"Les services de sécurité du sultanat ont réussi à démanteler une cellule d'espionnage relevant de la sûreté de l'Etat des Emirats arabes unis et qui prenait pour cible le régime d'Oman et les mécanismes d'action du gouvernement et de l'armée", a déclaré un porte-parole des services de sécurité, cité par l'agence officielle Ona.
"Découverte il y a environ cinq mois, la cellule d'espionnage a été suivie, puis démantelée par les services de renseignement omanais", selon une source proche du dossier à Mascate.
"Elle rassemblait des informations sur les activités militaires, sécuritaires et économiques au sultanat, et recevait en contrepartie d'importantes sommes d'argent des services de la sûreté de l'Etat des Emirats arabes unis", a-t-on ajouté de même source.

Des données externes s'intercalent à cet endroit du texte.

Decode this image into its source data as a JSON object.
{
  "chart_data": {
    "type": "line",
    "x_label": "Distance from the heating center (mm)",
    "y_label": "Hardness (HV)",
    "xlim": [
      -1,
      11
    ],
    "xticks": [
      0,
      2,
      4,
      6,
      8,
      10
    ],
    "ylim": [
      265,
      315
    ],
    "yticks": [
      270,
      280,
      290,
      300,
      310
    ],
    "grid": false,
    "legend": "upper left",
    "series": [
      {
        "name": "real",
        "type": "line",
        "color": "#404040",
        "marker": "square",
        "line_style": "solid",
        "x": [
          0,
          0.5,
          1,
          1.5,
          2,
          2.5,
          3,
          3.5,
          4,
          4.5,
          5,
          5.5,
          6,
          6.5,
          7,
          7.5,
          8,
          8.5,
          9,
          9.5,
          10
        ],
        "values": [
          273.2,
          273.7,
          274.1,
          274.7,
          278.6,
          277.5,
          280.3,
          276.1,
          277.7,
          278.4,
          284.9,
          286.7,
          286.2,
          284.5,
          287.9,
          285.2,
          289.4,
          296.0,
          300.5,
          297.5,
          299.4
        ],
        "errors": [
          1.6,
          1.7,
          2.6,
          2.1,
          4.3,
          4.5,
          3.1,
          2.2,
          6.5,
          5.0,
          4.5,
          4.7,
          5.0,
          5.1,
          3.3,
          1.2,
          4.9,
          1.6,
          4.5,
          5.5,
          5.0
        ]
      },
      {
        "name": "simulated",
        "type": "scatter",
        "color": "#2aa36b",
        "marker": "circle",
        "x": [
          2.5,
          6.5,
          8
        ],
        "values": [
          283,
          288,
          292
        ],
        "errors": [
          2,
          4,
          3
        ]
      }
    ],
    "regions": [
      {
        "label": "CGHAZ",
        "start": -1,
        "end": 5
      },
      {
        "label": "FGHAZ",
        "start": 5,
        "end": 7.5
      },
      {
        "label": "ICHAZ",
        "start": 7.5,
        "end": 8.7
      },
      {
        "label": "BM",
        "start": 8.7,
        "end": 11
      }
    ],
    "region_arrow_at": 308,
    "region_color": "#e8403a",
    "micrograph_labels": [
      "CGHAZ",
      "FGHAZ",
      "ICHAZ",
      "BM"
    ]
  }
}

La cellule "s'est intéressée au processus de succession du sultan Qabous, en l'absence d'un héritier au trône", a révélé à l'AFP une source des services de sécurité omanais, qui a requis l'anonymat.
Le problème de la succession se pose en l'absence de progéniture du sultan Qabous, 70 ans, qui dirige Oman depuis le le renversement de son père en 1970.
Le sultan Qabous a été brièvement marié en 1976 à sa cousine Kamila, la fille de son oncle paternel Tariq ben Taymour, mais n'a pas eu d'enfants.
La loi fondamentale de l'Etat omanais, adoptée en 1996, stipule que la famille régnante se réunisse en cas de vacance de pouvoir pour choisir un successeur dans un délai de trois jours.
En cas de désaccord, le Conseil d'Oman, formé du Majlis al-Choura et du Conseil d'Etat, confirme la personne que l'actuel sultan aura proposé dans son testament.
"Les accusés seront poursuivis en justice conformément aux procédures en vigueur" dans le sultanat, a ajouté le porte-parole des services de sécurité sans préciser leur nombre, ni la date de leur procès ou devant quelle juridiction ils devront comparaître.
La Cour de sûreté de l'Etat d'Oman avait été annulée en septembre 2010 par un décret du sultan.
L'annonce du démantèlement de la cellule pourrait mettre à mal les bonnes relations entre le sultanat d'Oman et les Emirats arabes unis, tous deux membres du Conseil de coopération du Golfe (CCG) qui groupe aussi l'Arabie saoudite, Bahreïn, le Koweït et Qatar.
Les deux pays voisins, qui avaient finalisé en juillet 2008 la démarcation de leurs frontières longues de 1.000 km en vertu d'un accord conclu en juin 2002, entretiennent officiellement de bonnes relations au niveau bilatéral et dans le cadre du CCG.
Mais sur le plan diplomatique, ils marquent leurs différences sur certains dossiers régionaux comme celui de l'Iran, avec lequel Oman entretient, contrairement aux Emirats, de bonnes relations malgré les sanctions imposées à ce pays par l'Onu pour son programme nucléaire controversé.
En août 2009, le sultan Qabous, dont les déplacements à l'étranger sont rares, avait été le premier invité du président Mahmoud Ahmadinejad après sa confirmation à la tête de la République islamique au terme d'une élection présidentielle très controversée.
Oman avait toujours eu des relations très proches avec l'Iran et avait observé pendant la guerre entre ce pays et l'Irak (1980-88) une attitude de neutralité contrairement à la plupart de ses voisins arabes qui avaient soutenu le régime de l'ancien président Saddam Hussein.